Yugi Muto is a shy high school freshman who is good at games. He solves the mysterious Millennium Puzzle, and is possessed by the spirit of a 5,000-year-old Egyptian pharaoh, known as Dark Yugi, from the puzzle. From then on, whenever a villain threatens Yugi or one of his friends, Yugi becomes Dark Yugi to defeat them at a game of Duel Monsters. The TV anime has several story arcs, involving Yugi vs. ruthless millionaires, or businessmen, or the owners of a rival game shop who try to sabotage Yugi’s grandfather’s game shop.
In America, the TV cartoons ran from September 29, 2001 to June 10, 2006, at first on Kids’ WB and finally on the Cartoon Network. Yu-Gi-Oh! far outstripped Pokémon in creating a gambling mania. Yu-Gi-Oh! tournaments were held, and there were complaints from parent groups about the trading card game encouraging children to gamble away their lunch money, and encouraging gambling and cheating. At its peak of American popularity, its U.S. licensee, 4Kids Entertainment, commissioned the Japanese producers to make a theatrical feature, the 60-minute Yu-Gi-Oh! the Movie: Pyramid of Light, released on August 13, 2004 (November 3 in Japan, ten minutes longer).

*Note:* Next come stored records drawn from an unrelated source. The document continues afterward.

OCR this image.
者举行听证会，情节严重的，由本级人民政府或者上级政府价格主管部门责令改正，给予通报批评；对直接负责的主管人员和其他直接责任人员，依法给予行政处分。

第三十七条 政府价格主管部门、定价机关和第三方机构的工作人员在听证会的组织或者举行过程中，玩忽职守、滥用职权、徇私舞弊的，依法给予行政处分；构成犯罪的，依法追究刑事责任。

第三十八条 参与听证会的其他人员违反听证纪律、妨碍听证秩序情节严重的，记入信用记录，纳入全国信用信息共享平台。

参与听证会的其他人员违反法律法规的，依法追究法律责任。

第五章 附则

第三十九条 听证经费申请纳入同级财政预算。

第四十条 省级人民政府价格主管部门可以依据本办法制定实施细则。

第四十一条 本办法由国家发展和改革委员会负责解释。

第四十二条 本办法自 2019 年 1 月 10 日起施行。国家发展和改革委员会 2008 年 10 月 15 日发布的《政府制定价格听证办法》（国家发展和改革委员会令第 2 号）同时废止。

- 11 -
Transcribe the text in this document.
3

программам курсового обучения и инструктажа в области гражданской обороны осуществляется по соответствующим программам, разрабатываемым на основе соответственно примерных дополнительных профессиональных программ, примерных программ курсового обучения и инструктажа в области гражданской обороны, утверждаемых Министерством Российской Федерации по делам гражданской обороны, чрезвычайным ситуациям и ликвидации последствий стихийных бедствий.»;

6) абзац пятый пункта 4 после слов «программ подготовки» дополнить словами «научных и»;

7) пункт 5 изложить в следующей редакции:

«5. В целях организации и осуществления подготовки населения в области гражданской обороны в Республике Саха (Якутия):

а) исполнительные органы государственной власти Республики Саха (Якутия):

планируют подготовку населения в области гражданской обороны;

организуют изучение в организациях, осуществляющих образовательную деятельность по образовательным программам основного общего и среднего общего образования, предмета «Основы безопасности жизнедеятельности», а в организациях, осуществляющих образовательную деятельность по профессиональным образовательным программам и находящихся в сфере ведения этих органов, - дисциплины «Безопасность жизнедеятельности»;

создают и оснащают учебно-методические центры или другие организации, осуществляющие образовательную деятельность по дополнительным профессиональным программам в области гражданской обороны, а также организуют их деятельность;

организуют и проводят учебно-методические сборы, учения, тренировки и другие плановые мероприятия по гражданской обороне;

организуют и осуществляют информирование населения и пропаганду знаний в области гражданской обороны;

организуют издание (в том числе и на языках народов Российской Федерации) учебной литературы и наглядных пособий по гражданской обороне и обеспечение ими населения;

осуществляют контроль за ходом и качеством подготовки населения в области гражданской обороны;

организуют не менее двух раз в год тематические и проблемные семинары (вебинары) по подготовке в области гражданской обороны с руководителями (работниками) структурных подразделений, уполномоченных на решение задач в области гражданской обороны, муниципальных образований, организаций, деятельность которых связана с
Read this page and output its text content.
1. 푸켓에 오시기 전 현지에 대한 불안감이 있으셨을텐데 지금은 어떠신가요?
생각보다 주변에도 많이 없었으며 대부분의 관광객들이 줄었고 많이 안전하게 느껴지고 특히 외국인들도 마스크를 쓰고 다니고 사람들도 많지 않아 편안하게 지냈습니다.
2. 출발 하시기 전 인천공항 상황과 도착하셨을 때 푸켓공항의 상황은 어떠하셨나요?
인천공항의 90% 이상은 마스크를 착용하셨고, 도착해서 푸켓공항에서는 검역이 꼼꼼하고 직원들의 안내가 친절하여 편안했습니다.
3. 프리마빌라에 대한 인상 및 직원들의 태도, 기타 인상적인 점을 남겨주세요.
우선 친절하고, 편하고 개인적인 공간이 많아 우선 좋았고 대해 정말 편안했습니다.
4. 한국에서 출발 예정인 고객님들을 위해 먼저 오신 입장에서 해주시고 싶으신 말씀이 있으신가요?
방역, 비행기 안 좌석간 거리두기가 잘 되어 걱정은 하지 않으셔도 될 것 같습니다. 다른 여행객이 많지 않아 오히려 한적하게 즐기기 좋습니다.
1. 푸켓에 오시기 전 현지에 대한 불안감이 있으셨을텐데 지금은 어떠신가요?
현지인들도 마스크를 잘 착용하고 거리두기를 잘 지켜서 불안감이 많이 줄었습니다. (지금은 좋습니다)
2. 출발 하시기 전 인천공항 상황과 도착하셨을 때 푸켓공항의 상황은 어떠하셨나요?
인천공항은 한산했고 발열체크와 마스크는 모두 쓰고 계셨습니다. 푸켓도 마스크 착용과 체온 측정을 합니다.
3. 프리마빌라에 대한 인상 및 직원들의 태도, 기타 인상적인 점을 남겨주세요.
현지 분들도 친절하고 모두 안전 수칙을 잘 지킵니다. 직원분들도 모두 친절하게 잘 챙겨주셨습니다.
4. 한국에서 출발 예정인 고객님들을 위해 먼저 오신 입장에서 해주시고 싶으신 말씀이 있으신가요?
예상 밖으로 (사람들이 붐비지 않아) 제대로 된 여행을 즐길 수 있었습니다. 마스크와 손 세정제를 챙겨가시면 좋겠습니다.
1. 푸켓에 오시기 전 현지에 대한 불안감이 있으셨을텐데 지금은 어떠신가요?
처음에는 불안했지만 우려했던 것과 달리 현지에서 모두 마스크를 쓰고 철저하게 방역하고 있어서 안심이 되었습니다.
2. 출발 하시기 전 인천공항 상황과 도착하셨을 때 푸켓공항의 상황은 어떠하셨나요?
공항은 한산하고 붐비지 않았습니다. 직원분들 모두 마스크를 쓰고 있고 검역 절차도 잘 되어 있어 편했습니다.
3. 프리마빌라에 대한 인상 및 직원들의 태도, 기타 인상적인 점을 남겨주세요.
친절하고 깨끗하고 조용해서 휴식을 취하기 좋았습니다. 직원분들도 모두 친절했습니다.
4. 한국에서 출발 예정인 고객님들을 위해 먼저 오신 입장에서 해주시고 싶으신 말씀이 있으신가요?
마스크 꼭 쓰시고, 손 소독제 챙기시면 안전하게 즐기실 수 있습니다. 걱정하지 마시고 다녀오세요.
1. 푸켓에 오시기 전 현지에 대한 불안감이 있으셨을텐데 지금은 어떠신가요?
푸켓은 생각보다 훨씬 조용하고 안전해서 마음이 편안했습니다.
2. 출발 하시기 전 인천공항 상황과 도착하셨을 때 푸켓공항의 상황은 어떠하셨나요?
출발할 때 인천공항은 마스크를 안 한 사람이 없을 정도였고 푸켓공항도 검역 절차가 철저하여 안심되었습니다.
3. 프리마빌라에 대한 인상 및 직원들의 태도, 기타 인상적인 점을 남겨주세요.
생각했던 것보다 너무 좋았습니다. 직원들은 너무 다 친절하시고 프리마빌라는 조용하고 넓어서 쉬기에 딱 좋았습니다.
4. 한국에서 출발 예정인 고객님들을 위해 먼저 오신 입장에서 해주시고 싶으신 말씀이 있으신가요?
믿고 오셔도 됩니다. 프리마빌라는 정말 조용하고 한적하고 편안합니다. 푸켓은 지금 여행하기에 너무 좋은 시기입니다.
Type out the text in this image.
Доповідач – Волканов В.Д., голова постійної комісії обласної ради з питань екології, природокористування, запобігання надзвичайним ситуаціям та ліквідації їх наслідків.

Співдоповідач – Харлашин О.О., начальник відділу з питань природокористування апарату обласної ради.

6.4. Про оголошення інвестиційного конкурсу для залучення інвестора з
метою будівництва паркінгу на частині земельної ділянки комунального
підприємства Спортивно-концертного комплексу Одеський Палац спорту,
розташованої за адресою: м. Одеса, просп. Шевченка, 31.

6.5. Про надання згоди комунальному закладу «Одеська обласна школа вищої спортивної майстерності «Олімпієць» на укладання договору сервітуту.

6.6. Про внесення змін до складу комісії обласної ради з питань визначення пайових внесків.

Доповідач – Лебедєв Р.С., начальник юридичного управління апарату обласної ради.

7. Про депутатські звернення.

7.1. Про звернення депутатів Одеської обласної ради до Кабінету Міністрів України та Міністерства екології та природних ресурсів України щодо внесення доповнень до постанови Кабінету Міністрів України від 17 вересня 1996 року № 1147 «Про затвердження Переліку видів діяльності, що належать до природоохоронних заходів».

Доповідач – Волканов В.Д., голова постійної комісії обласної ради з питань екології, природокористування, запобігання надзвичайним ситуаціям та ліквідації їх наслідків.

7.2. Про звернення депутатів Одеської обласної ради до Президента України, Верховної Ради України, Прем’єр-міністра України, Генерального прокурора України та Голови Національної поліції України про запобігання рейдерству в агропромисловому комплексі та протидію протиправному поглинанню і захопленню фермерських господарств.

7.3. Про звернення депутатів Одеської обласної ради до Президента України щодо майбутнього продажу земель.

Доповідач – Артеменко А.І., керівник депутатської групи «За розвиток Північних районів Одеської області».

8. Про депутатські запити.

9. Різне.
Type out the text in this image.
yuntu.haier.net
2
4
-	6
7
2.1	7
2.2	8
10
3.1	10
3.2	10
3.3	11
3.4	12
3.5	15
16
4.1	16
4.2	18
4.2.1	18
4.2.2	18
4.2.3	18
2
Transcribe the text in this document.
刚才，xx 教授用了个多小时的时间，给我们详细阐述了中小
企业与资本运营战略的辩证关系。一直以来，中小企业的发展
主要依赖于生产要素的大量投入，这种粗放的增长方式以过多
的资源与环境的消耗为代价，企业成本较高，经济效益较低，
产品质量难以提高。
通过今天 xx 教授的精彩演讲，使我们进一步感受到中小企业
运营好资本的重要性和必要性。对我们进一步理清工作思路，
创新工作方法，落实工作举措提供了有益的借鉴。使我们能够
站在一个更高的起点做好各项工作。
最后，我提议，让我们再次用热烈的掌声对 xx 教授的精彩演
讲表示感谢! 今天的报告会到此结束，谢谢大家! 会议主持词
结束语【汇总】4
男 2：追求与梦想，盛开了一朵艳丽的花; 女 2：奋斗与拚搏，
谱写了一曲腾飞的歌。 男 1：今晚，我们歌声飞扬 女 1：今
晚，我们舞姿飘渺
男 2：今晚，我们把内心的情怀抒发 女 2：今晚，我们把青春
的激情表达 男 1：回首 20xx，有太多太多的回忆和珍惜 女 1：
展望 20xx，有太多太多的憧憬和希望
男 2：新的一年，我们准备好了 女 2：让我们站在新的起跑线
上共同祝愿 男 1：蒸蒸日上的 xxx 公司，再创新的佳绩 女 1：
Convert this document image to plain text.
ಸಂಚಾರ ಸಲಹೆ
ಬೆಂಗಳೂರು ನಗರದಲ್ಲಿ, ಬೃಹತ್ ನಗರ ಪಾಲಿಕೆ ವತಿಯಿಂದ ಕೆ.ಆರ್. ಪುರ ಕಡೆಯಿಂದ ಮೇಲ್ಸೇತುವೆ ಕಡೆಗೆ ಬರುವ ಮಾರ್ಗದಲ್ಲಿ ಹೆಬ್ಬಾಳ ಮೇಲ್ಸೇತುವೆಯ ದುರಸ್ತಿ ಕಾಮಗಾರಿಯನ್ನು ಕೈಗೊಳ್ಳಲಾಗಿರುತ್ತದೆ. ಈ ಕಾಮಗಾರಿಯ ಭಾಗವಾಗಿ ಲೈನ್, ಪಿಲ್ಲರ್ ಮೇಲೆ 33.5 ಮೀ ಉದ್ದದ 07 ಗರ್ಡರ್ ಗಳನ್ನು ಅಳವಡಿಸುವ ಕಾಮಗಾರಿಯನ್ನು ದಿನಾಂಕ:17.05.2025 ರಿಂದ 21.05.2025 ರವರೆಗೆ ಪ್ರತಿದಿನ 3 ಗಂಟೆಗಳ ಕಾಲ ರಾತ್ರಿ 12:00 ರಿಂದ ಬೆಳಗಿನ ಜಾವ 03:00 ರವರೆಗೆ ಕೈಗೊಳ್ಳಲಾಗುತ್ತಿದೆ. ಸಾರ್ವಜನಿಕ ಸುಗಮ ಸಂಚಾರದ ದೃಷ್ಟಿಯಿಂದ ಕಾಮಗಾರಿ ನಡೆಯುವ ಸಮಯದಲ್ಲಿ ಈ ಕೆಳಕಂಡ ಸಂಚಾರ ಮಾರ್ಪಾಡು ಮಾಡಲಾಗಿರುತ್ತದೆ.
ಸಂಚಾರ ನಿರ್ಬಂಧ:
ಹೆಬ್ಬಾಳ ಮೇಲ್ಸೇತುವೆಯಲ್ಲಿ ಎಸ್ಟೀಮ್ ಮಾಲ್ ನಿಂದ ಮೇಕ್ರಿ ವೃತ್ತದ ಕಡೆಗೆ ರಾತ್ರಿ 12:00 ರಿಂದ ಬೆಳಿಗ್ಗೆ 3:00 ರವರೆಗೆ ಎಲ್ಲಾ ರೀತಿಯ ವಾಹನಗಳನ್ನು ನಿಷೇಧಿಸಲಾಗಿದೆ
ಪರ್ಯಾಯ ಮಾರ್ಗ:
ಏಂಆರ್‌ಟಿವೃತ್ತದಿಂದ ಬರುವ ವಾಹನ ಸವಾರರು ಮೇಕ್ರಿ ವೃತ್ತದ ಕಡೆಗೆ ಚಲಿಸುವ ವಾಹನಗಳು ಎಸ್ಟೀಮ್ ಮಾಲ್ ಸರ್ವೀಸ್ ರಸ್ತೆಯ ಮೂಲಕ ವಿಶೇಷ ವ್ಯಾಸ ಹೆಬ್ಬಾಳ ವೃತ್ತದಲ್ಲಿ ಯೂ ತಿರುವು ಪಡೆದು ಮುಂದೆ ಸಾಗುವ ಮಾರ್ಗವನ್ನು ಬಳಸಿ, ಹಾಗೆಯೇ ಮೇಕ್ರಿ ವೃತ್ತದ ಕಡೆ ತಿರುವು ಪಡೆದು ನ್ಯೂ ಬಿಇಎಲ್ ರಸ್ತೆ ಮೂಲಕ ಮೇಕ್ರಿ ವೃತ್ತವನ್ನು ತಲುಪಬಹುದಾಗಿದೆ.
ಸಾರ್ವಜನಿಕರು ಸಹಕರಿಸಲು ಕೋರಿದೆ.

I covered this for Animation World Magazine, writing “Yu-Gi-Oh! Anime Made In For America” in its August 2004 issue. Its premiere was not only at Grauman’s Chinese Theatre, 4Kids Entertainment took over the nearest parking lot and set up a Yu-Gi-Oh! dueling trading card tournament for kids before the movie began.
After about 2006, American children went on to other fads, in TV animation and elsewhere. Pokémon has remained popular, but nothing like it used to be. Digimon, Monster Rancher, and Yu-Gi-Oh! are forgotten.